The new breakfast menu features three signature items that “go beyond the proverbial egg-white omelet,” including a multigrain waffle with freshly made blueberry thyme compote; brisket or tofu hash with fresh kale, grilled whole grain bread and poached egg, served with oven roasted sweet potatoes; and granola and flaxseed parfait with yogurt, fresh strawberries and honey.
“Most breakfast offerings out there feature more traditional kinds of ingredients,” Cone says. “We wanted to feature flavors and ingredients not found in your typical hotel breakfast—different things so that every day on the road is not the same. These ingredients—blueberries, grains, granola—provide energy and endurance.”
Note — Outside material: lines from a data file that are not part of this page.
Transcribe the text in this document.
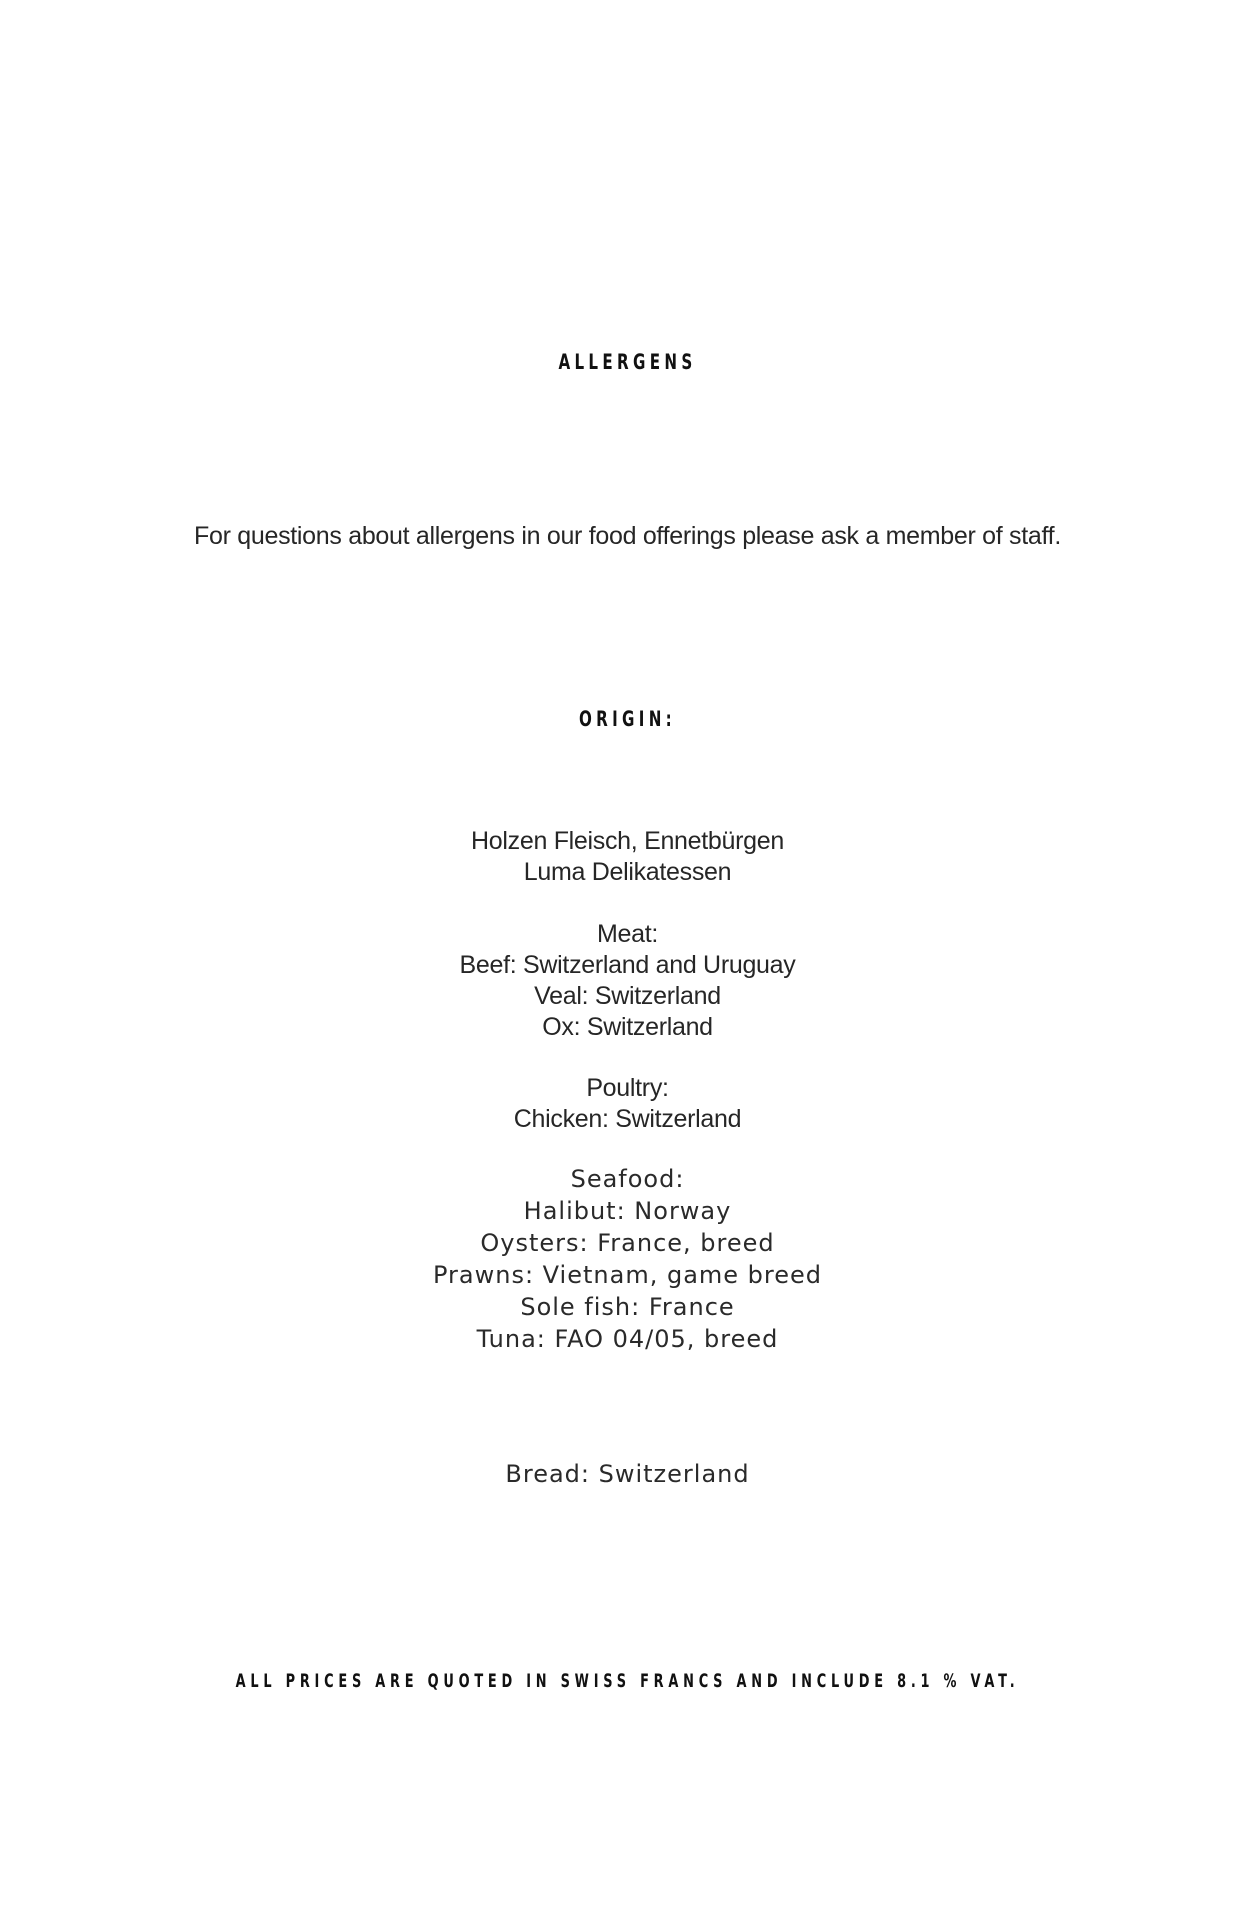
ALLERGENS

For questions about allergens in our food offerings please ask a member of staff.

ORIGIN:
Holzen Fleisch, Ennetbürgen
Luma Delikatessen
Meat:
Beef: Switzerland and Uruguay
Veal: Switzerland
Ox: Switzerland
Poultry:
Chicken: Switzerland
Seafood:
Halibut: Norway
Oysters: France, breed
Prawns: Vietnam, game breed
Sole fish: France
Tuna: FAO 04/05, breed

Bread: Switzerland

ALL PRICES ARE QUOTED IN SWISS FRANCS AND INCLUDE 8.1 % VAT.
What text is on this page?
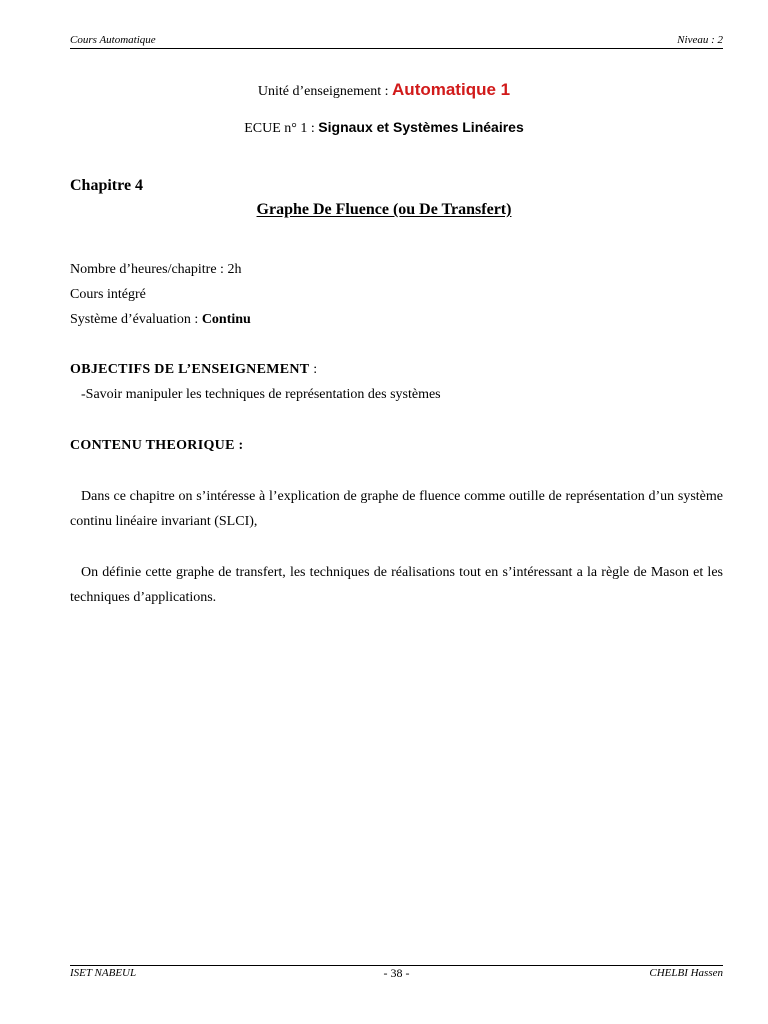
Cours Automatique	Niveau : 2
Unité d’enseignement : Automatique 1
ECUE n° 1 : Signaux et Systèmes Linéaires
Chapitre 4
Graphe De Fluence (ou De Transfert)
Nombre d’heures/chapitre : 2h
Cours intégré
Système d’évaluation : Continu
OBJECTIFS DE L’ENSEIGNEMENT :
-Savoir manipuler les techniques de représentation des systèmes
CONTENU THEORIQUE :

Dans ce chapitre on s’intéresse à l’explication de graphe de fluence comme outille de représentation d’un système continu linéaire invariant (SLCI),

On définie cette graphe de transfert, les techniques de réalisations tout en s’intéressant a la règle de Mason et les techniques d’applications.

ISET NABEUL	- 38 -	CHELBI Hassen
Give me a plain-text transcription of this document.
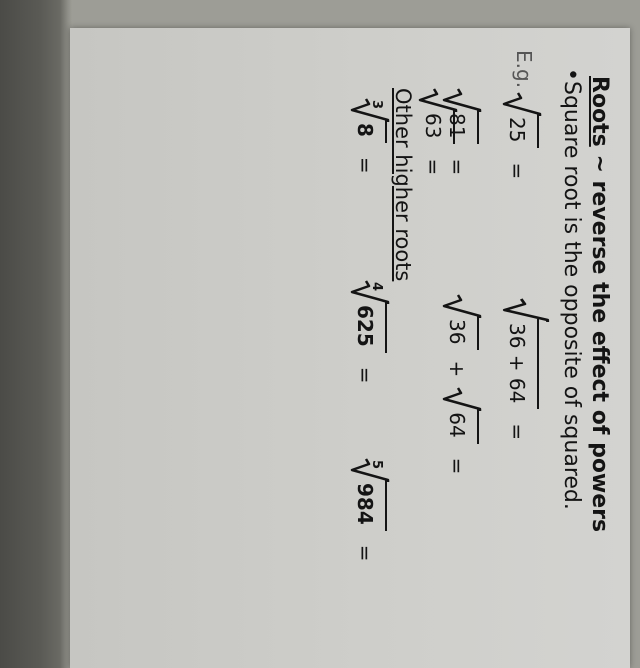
Roots ~ reverse the effect of powers
•Square root is the opposite of squared.
E.g.
25
=
81
=
63
=
36 + 64
=
36
+
64
=
Other higher roots
3
8
=
4
625
=
5
984
=
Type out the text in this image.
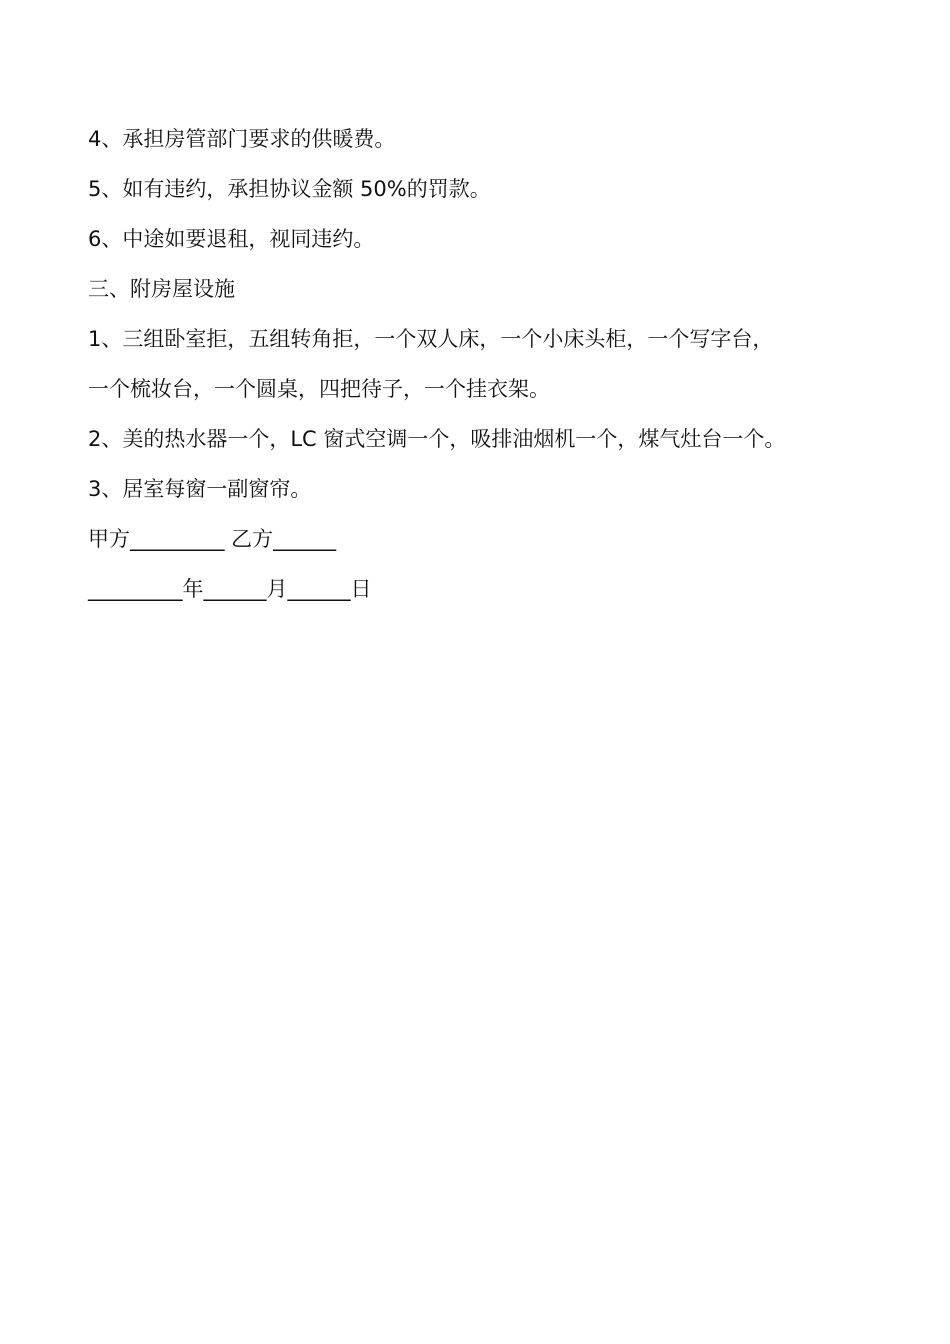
4、承担房管部门要求的供暖费。

5、如有违约，承担协议金额 50%的罚款。

6、中途如要退租，视同违约。

三、附房屋设施

1、三组卧室拒，五组转角拒，一个双人床，一个小床头柜，一个写字台，

一个梳妆台，一个圆桌，四把待子，一个挂衣架。

2、美的热水器一个，LC 窗式空调一个，吸排油烟机一个，煤气灶台一个。

3、居室每窗一副窗帘。

甲方_________ 乙方______

_________年______月______日
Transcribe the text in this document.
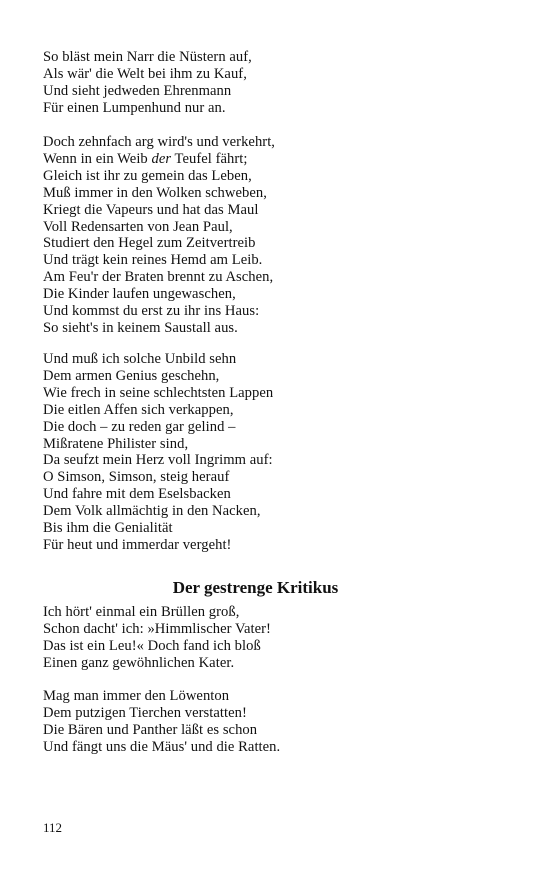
So bläst mein Narr die Nüstern auf,
Als wär' die Welt bei ihm zu Kauf,
Und sieht jedweden Ehrenmann
Für einen Lumpenhund nur an.
Doch zehnfach arg wird's und verkehrt,
Wenn in ein Weib der Teufel fährt;
Gleich ist ihr zu gemein das Leben,
Muß immer in den Wolken schweben,
Kriegt die Vapeurs und hat das Maul
Voll Redensarten von Jean Paul,
Studiert den Hegel zum Zeitvertreib
Und trägt kein reines Hemd am Leib.
Am Feu'r der Braten brennt zu Aschen,
Die Kinder laufen ungewaschen,
Und kommst du erst zu ihr ins Haus:
So sieht's in keinem Saustall aus.
Und muß ich solche Unbild sehn
Dem armen Genius geschehn,
Wie frech in seine schlechtsten Lappen
Die eitlen Affen sich verkappen,
Die doch – zu reden gar gelind –
Mißratene Philister sind,
Da seufzt mein Herz voll Ingrimm auf:
O Simson, Simson, steig herauf
Und fahre mit dem Eselsbacken
Dem Volk allmächtig in den Nacken,
Bis ihm die Genialität
Für heut und immerdar vergeht!
Der gestrenge Kritikus
Ich hört' einmal ein Brüllen groß,
Schon dacht' ich: »Himmlischer Vater!
Das ist ein Leu!« Doch fand ich bloß
Einen ganz gewöhnlichen Kater.
Mag man immer den Löwenton
Dem putzigen Tierchen verstatten!
Die Bären und Panther läßt es schon
Und fängt uns die Mäus' und die Ratten.
112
At the same time, Cone notes, from an operational perspective, the new menu items have to be prepared by cooks in many hotels, so they needed to be simple to execute for consistency purposes. To that end, CJ worked closely with HGI’s director of F&B to ensure the recipes he created would work for the brand, from the sourcing of ingredients to the actual execution in the kitchen.
In addition to the tree signature items, new menu offerings will be added over time, and “as we look for ways to enhance our breakfast, lunch and dinner menus, we will continue to look at [partnering with] different chefs with different ideas that allow us to enhance our ‘Eat Well’ pillar,” Cone says. “One thing that really differentiates Hilton Garden Inn from our competitors is the plethora of F&B options and the fact that we are able to provide guests nutritious, satisfying meals and snacks throughout their stay.”
He references the brand’s restaurant (offering three meals at many locations) and Pavilion Pantry mini mart offerings, and notes the attractive selection of items within the pantry thanks to brand partnerships with food and beverage manufacturers like Coca-Cola, Vitamin Water and Odwalla.